Sebanyak 11 Penghargaan Pelayanan Prima Diraih Pelindo 1, Sri Bintan Pura Raih Prima Utama

Para pimpinan cabang Pelindo 1 saat menerima 11 Penghargaan Pelayanan Prima dari Kementerian Perhubungan

KABARHUKUM-Jakarta | PT Pelabuhan Indonesia I (Persero) atau Pelindo 1 di tahun 2018 ini, meraih sebanyak 11 Penghargaan Pelayanan Prima Unit Pelayanan Publik Sektor Transportasi dari Kementerian Perhubungan Republik Indonesia. Kesebelas penghargaan yang diserahkan oleh Menteri Perhubungan, Budi Karya Sumadi di Assembly Hall JCC Jakarta, Senin (17/09/2018), diperoleh 9 cabang yang berada dibawah pengelolaan Pelindo 1.

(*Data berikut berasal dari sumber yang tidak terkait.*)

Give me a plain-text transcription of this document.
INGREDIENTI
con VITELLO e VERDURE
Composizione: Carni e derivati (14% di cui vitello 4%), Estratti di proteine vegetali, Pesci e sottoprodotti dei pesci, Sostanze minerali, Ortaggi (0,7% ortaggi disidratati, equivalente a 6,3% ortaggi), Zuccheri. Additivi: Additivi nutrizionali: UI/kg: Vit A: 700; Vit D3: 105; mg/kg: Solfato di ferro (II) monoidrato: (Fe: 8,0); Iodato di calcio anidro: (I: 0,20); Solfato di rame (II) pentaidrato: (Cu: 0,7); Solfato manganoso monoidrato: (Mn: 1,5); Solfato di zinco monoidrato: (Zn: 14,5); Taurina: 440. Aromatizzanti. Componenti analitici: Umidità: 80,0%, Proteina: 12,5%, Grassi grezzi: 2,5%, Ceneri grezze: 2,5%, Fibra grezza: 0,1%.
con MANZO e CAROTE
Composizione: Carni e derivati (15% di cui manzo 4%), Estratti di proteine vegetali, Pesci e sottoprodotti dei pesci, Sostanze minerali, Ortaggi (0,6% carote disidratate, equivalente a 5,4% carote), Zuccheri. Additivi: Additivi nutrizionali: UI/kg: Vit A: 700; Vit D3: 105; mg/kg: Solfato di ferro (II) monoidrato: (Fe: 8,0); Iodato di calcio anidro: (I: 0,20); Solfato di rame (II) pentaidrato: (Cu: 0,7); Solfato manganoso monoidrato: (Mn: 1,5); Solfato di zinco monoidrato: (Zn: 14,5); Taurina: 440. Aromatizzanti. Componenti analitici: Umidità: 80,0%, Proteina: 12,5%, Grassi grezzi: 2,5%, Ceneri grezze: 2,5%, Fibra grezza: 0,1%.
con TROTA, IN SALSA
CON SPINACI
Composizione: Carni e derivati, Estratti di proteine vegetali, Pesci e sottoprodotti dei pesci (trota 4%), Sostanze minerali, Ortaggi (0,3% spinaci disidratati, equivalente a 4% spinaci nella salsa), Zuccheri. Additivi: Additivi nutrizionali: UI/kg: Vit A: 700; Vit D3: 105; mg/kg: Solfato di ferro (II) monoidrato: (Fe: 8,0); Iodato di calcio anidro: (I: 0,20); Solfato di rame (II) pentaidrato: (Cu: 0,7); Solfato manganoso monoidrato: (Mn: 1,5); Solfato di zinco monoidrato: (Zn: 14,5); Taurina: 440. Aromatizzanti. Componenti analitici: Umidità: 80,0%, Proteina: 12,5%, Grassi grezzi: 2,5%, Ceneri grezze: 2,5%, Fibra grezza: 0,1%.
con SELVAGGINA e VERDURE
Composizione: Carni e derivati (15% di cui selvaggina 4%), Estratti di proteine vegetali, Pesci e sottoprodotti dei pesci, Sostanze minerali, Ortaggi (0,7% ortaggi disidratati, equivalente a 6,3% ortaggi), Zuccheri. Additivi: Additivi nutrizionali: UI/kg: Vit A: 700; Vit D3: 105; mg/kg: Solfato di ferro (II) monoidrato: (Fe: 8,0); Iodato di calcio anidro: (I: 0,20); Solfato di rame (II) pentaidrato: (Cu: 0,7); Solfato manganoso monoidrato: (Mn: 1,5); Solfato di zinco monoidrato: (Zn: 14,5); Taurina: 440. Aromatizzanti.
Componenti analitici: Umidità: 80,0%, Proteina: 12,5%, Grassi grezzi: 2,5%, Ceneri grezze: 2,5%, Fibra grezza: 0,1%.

ACS Humas Pelindo 1, Fiona Sari Utami menerangkan cabang-cabang yang meraih penghargaan tersebut yaitu Terminal Penumpang Sri Bintan Pura cabang Tanjung Pinang meraih penghargaan Prima Utama. Untuk penghargaan Prima Madya diraih Belawan International Container Terminal (BICT), Terminal Petikemas Domestik Belawan, Terminal Petikemas Perawang Cabang Pekanbaru, Terminal Curah Kering Belawan, Terminal Curah Cair Dumai, Terminal Penumpang Bandar Deli Belawan, Terminal Penumpang Tanjung Balai Karimun. Sementara untuk penghargaan Prima Pratama diraih Terminal Penumpang Pelabuhan Dumai, Terminal Penumpang Pelabuhan Tembilahan dan Terminal Penumpang Teluk Nibung Cabang Tanjung Balai Asahan.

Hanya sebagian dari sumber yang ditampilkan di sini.